At the beginning of the 2010s, in a difficult financial context due to the debt and euro crises, the Netherlands decided to pursue a policy of budgetary austerity. For the Dutch armed forces, the potion was particularly bitter, with a fairly significant drop in their credits. They were therefore forced to give up some of their capabilities… starting with their two battalions of Leopard 2 tanks.
The consequences of these budget cuts even ended up worrying NATO which, in 2016, estimated that the Dutch forces had lost their “employability” while the security situation in Europe had started to seriously deteriorate with the annexation of Crimea by Russia, two years earlier.
However, the Netherlands took some measures to prepare for the rise in power of its armed forces, such as, for example, leasing eighteen Leopard 2A6 tanks from Germany in order to equip a squadron to be integrated into Panzerbataillon 414 of the Bundeswehr, itself subordinated to the 43rd Mechanized Brigade of Koninklijke Landmacht [Armée royale néerlandaise].

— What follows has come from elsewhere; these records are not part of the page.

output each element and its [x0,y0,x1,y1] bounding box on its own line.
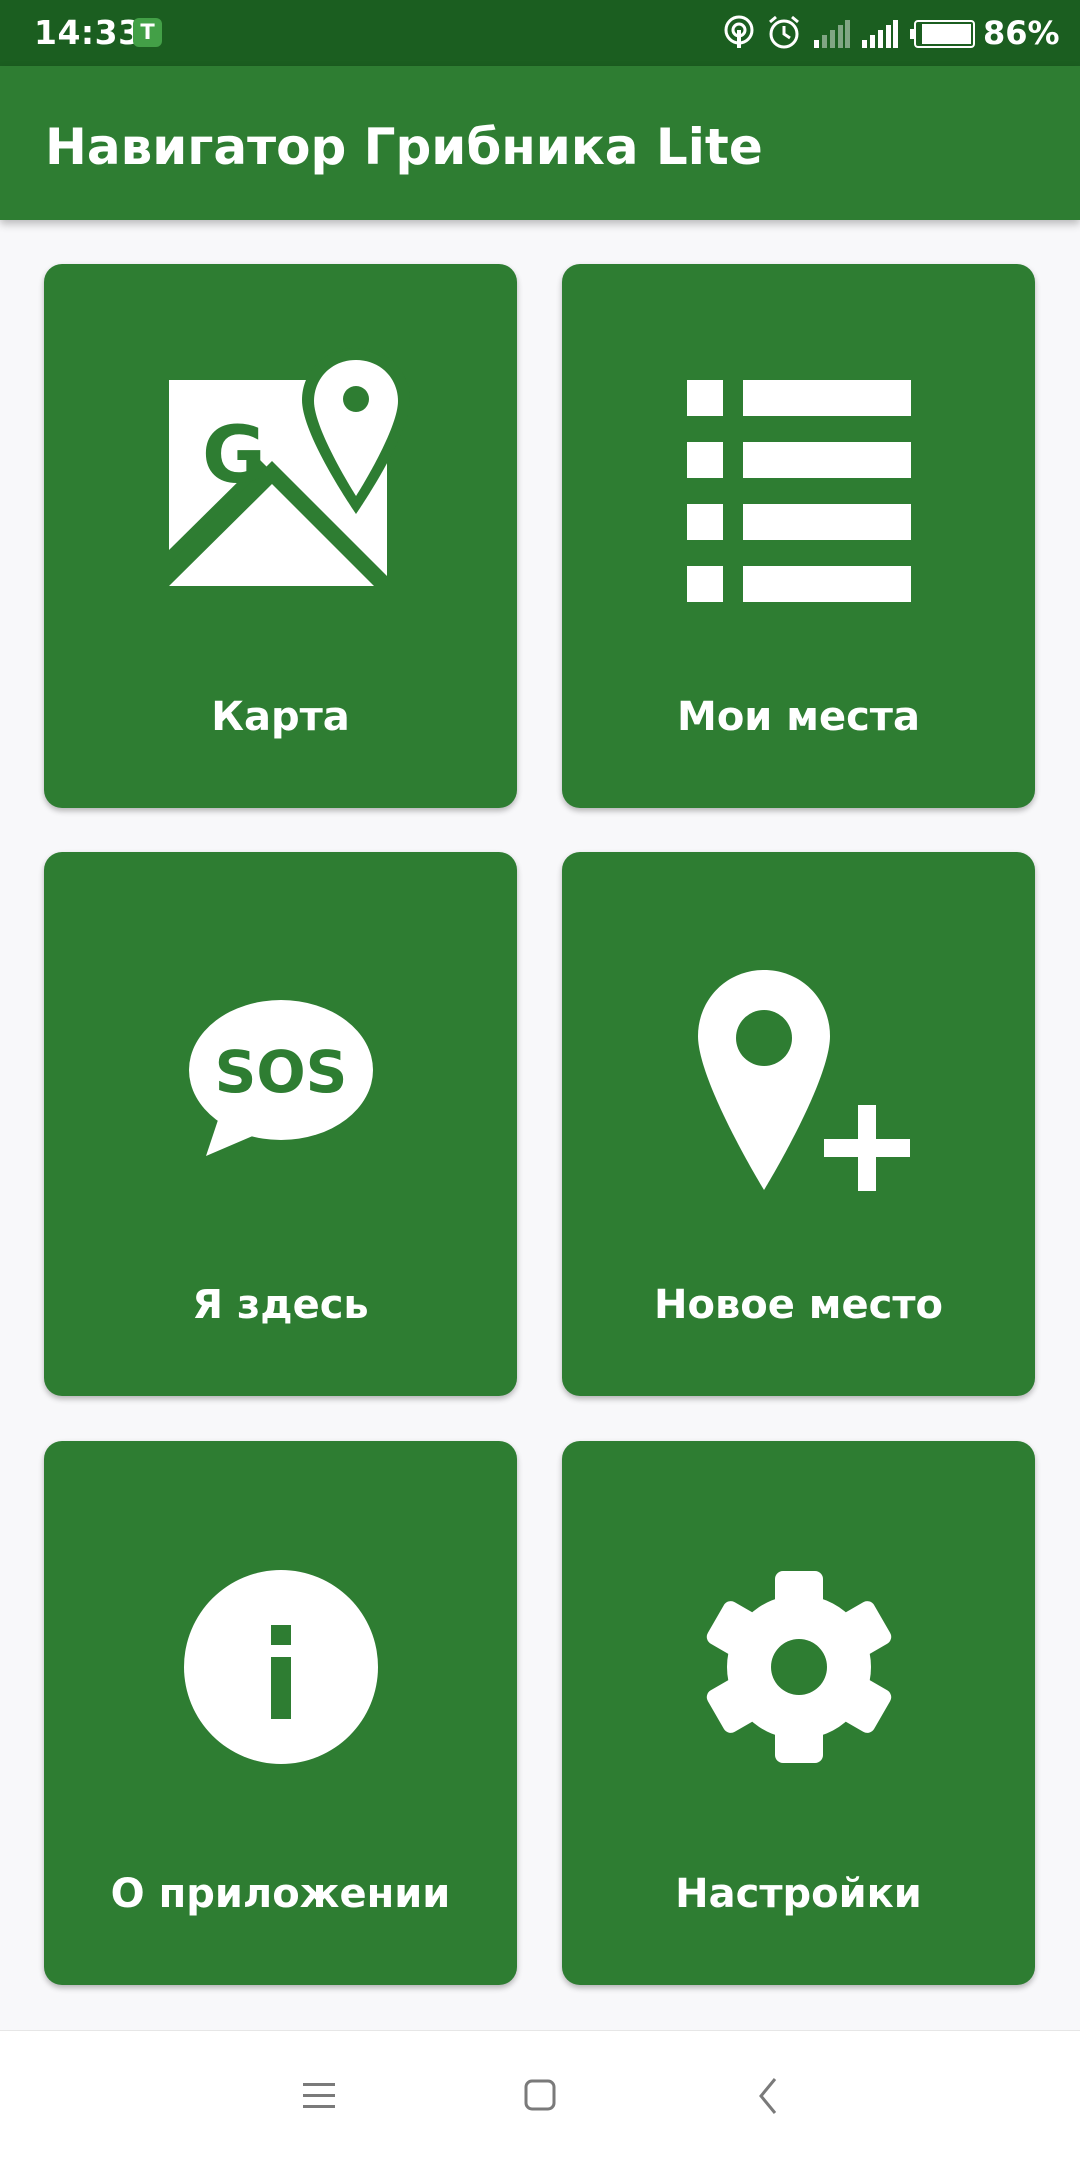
add-location-icon [562,852,1035,1292]
map-letter: G [202,411,266,501]
tile-settings[interactable]: Настройки [562,1441,1035,1985]
sos-text: SOS [215,1038,348,1106]
tile-label-my-places: Мои места [677,694,920,740]
tile-label-settings: Настройки [675,1871,922,1917]
status-bar: 14:33 T 86% [0,0,1080,66]
sos-icon: SOS [44,852,517,1292]
notification-app-icon: T [133,18,162,47]
battery-icon [910,20,975,48]
app-title: Навигатор Грибника Lite [45,118,763,176]
app-bar: Навигатор Грибника Lite [0,66,1080,220]
home-icon[interactable] [505,2061,575,2131]
alarm-icon [769,15,799,49]
tile-label-i-am-here: Я здесь [192,1282,369,1328]
tile-map[interactable]: G Карта [44,264,517,808]
tile-label-about: О приложении [110,1871,451,1917]
tile-new-place[interactable]: Новое место [562,852,1035,1396]
tile-label-new-place: Новое место [653,1282,943,1328]
status-time: 14:33 [34,13,142,52]
menu-icon[interactable] [283,2061,353,2131]
tile-label-map: Карта [211,694,350,740]
battery-percentage: 86% [983,14,1060,52]
tile-my-places[interactable]: Мои места [562,264,1035,808]
back-icon[interactable] [733,2061,803,2131]
list-icon [562,264,1035,704]
gear-icon [562,1441,1035,1881]
map-icon: G [44,264,517,704]
tile-about[interactable]: О приложении [44,1441,517,1985]
signal-weak-icon [814,20,850,48]
system-nav-bar [0,2030,1080,2161]
tile-i-am-here[interactable]: SOS Я здесь [44,852,517,1396]
signal-icon [862,20,898,48]
hotspot-icon [724,15,754,48]
info-icon [44,1441,517,1881]
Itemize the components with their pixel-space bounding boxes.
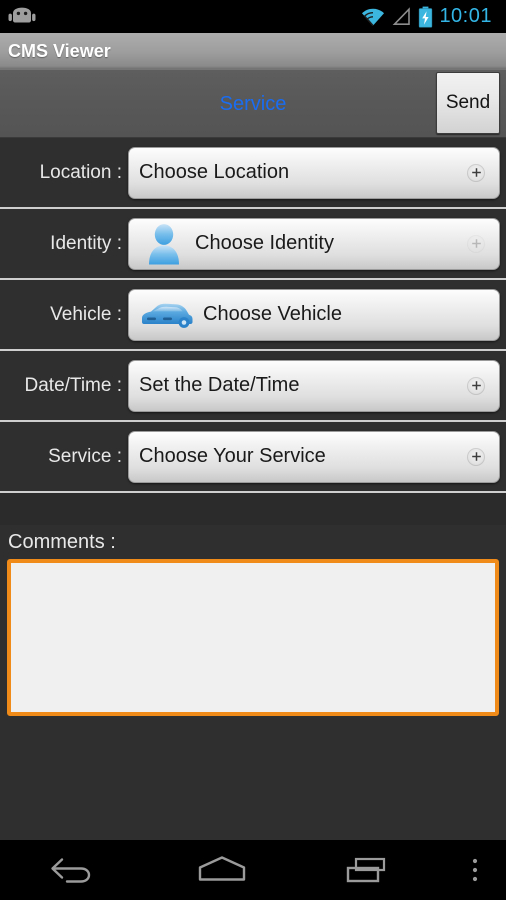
label-service: Service :: [48, 445, 122, 467]
label-datetime: Date/Time :: [24, 374, 123, 396]
overflow-menu-icon[interactable]: [444, 840, 506, 900]
choose-location-value: Choose Location: [139, 161, 290, 183]
comments-label: Comments :: [8, 531, 116, 553]
comments-section: Comments :: [0, 525, 506, 720]
label-vehicle: Vehicle :: [50, 303, 122, 325]
plus-icon[interactable]: [467, 163, 485, 182]
person-icon: [141, 221, 187, 267]
car-icon: [139, 298, 195, 332]
set-datetime-button[interactable]: Set the Date/Time: [128, 359, 500, 412]
system-navigation-bar: [0, 840, 506, 900]
app-title-bar: CMS Viewer: [0, 33, 506, 69]
choose-identity-button[interactable]: Choose Identity: [128, 217, 500, 270]
label-identity: Identity :: [50, 232, 122, 254]
comments-input[interactable]: [7, 559, 499, 716]
wifi-icon: [360, 7, 386, 27]
form-row-service: Service : Choose Your Service: [0, 422, 506, 493]
android-head-icon: [8, 7, 36, 27]
back-arrow-icon[interactable]: [0, 840, 148, 900]
plus-icon[interactable]: [467, 234, 485, 253]
form-area: Location : Choose Location Identity : Ch…: [0, 138, 506, 493]
choose-location-button[interactable]: Choose Location: [128, 146, 500, 199]
status-bar-clock: 10:01: [439, 5, 492, 27]
signal-triangle-icon: [392, 6, 412, 27]
status-bar: 10:01: [0, 0, 506, 33]
form-row-vehicle: Vehicle : Choose Vehicle: [0, 280, 506, 351]
choose-vehicle-value: Choose Vehicle: [203, 303, 342, 325]
action-bar: Service Send: [0, 69, 506, 138]
set-datetime-value: Set the Date/Time: [139, 374, 300, 396]
form-row-datetime: Date/Time : Set the Date/Time: [0, 351, 506, 422]
choose-service-value: Choose Your Service: [139, 445, 326, 467]
choose-identity-value: Choose Identity: [195, 232, 334, 254]
form-row-identity: Identity : Choose Identity: [0, 209, 506, 280]
send-button[interactable]: Send: [436, 72, 500, 134]
tab-service[interactable]: Service: [0, 93, 506, 116]
app-title: CMS Viewer: [8, 40, 111, 61]
plus-icon[interactable]: [467, 376, 485, 395]
status-bar-left: [8, 7, 36, 27]
label-location: Location :: [39, 161, 122, 183]
status-bar-right: 10:01: [360, 5, 498, 28]
recent-apps-icon[interactable]: [296, 840, 444, 900]
battery-charging-icon: [418, 6, 433, 28]
choose-service-button[interactable]: Choose Your Service: [128, 430, 500, 483]
home-pentagon-icon[interactable]: [148, 840, 296, 900]
choose-vehicle-button[interactable]: Choose Vehicle: [128, 288, 500, 341]
plus-icon[interactable]: [467, 447, 485, 466]
phone-screen: 10:01 CMS Viewer Service Send Location :…: [0, 0, 506, 900]
content-filler: [0, 720, 506, 840]
form-row-location: Location : Choose Location: [0, 138, 506, 209]
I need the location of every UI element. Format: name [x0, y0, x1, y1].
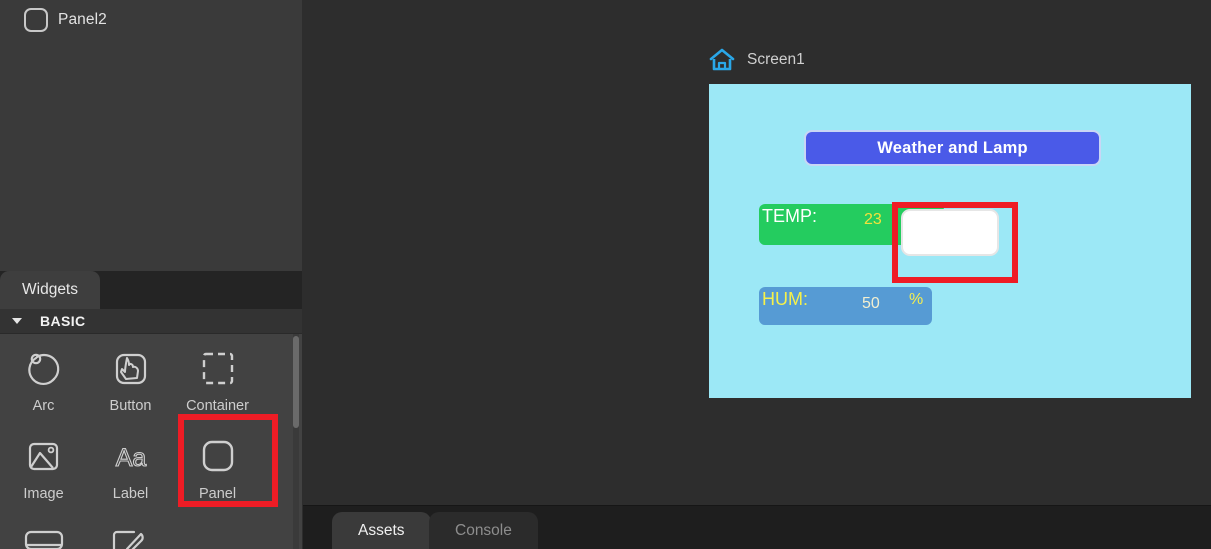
section-title: BASIC	[40, 313, 86, 329]
widget-item-label: Container	[186, 398, 249, 414]
widget-grid-scrollbar-thumb[interactable]	[293, 336, 299, 428]
tab-assets[interactable]: Assets	[332, 512, 431, 549]
widget-item-edit[interactable]	[87, 510, 174, 549]
screen-name-label: Screen1	[747, 51, 805, 68]
tab-console-label: Console	[455, 522, 512, 539]
title-button-label: Weather and Lamp	[877, 138, 1028, 157]
container-icon	[195, 346, 241, 392]
panel-icon	[195, 434, 241, 480]
widget-item-panel[interactable]: Panel	[174, 414, 278, 510]
edit-icon	[108, 522, 154, 549]
widget-item-label: Image	[23, 486, 64, 502]
tab-console[interactable]: Console	[429, 512, 538, 549]
widget-item-container[interactable]: Container	[174, 334, 261, 422]
screen-canvas[interactable]: Weather and Lamp TEMP: 23 °C HUM: 50 %	[709, 84, 1191, 398]
section-header-basic[interactable]: BASIC	[0, 309, 302, 334]
tree-item-panel2[interactable]: Panel2	[0, 0, 302, 40]
canvas-area[interactable]: Screen1 Weather and Lamp TEMP: 23 °C HUM…	[303, 0, 1211, 505]
widget-item-label: Label	[112, 486, 149, 502]
widget-palette-grid[interactable]: Arc Button Container Image Aa Label Pane…	[0, 334, 302, 549]
widget-item-label: Panel	[198, 486, 237, 502]
rounded-square-icon	[24, 8, 48, 32]
canvas-widget-title-button[interactable]: Weather and Lamp	[804, 130, 1101, 166]
humidity-key-label: HUM:	[762, 289, 808, 309]
widget-item-label: Arc	[32, 398, 55, 414]
widget-row: Image Aa Label Panel	[0, 414, 302, 510]
widget-row: Arc Button Container	[0, 334, 302, 422]
sidebar-tab-strip: Widgets	[0, 271, 302, 309]
temperature-value: 23	[864, 211, 882, 228]
widget-item-bar[interactable]	[0, 510, 87, 549]
widget-row	[0, 510, 302, 549]
svg-text:Aa: Aa	[115, 444, 146, 472]
canvas-widget-panel2[interactable]	[901, 209, 999, 256]
caret-down-icon[interactable]	[12, 318, 22, 324]
screen-header: Screen1	[709, 48, 805, 72]
arc-icon	[21, 346, 67, 392]
label-icon: Aa	[108, 434, 154, 480]
canvas-widget-humidity[interactable]: HUM: 50 %	[759, 287, 932, 325]
widget-item-label-widget[interactable]: Aa Label	[87, 422, 174, 510]
bar-icon	[21, 522, 67, 549]
widget-tree-area: Panel2	[0, 0, 302, 271]
tree-item-label: Panel2	[58, 11, 107, 28]
bottom-bar: Assets Console	[303, 505, 1211, 549]
tab-widgets[interactable]: Widgets	[0, 271, 100, 309]
home-icon	[709, 48, 735, 72]
image-icon	[21, 434, 67, 480]
humidity-unit: %	[909, 291, 924, 308]
tab-assets-label: Assets	[358, 522, 405, 539]
temperature-key-label: TEMP:	[762, 206, 818, 226]
humidity-value: 50	[862, 295, 880, 312]
button-icon	[108, 346, 154, 392]
app-root: Panel2 Widgets BASIC Arc Button Containe…	[0, 0, 1211, 549]
widget-item-button[interactable]: Button	[87, 334, 174, 422]
tab-widgets-label: Widgets	[22, 281, 78, 298]
widget-item-arc[interactable]: Arc	[0, 334, 87, 422]
widget-item-label: Button	[109, 398, 152, 414]
left-sidebar: Panel2 Widgets BASIC Arc Button Containe…	[0, 0, 302, 549]
widget-item-image[interactable]: Image	[0, 422, 87, 510]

At the same time, the Dutch defense budget began to gradually increase. But this increase was accentuated from 2022, in order to take into account the consequences of the war in Ukraine, triggered by Russia. Thus, in 2014, the Netherlands devoted 7.8 billion euros to its armed forces. This figure must be increased to 21.4 billion in 2024.
However, this significant effort is not yet sufficient to allow the Royal Netherlands Army to reactivate at least one battalion of heavy combat tanks. At least, a political decision is missing to take the plunge. A decision which cannot be taken immediately given that the formation of the next government has still not been finalized, more than two months after the last legislative elections.
In the meantime, in a response to a written question asked by a Member of Parliament [.pdf], the outgoing Dutch Minister of Defense, Kajsa Ollongren, explained the ins and outs of this issue. First, she confirmed, the current budget does not make it possible to finance the acquisition of tanks as well as their operating costs. [personnels, maintien en condition opérationnelle, etc]these having been estimated at 315 million per year, over a period of 15 years.
“Given the deterioration of the security situation since 2022, it is essential that our armed forces are further strengthened. […] If there are additional credits, we will look at their capabilities across the board. [Mais] the decision on a tank battalion is up to the next government,” explained Ms. Ollongren.
The political context also explains why the Dutch Ministry of Defense has not yet followed up on the offer made by its German counterpart regarding a shared purchase of Leopard 2A8 tanks.
As a reminder, last May, the German government notified a framework agreement to Krauss-Maffei Wegmann [KMW – KNDS Allemagne] for the potential production of a total of 123 Leopard 2A8s. With a value of 2.9 billion euros, this offers the possibility to other interested countries to acquire them under the same conditions as those applied to the Bundeswehr, whether in terms of price, delivery times. delivery and logistics support. The Czech Republic has already expressed its interest in this initiative.
“The Netherlands was invited by the German government to participate in the initiative on the shared purchase of Leopard 2A8 tanks,” confirmed Ms. Ollongren. But no follow-up could be given due to the status of the current government, which only has to deal with current affairs.
Furthermore, estimating that robotic systems could represent a third of the capabilities of a tank battalion, the Dutch minister indicated that the Netherlands has launched national programs to develop “future land combat systems”. And to add that it is also a question of establishing a “connection” with the Franco-German Main Land Combat System project. [MGCS – Main Ground Combat System].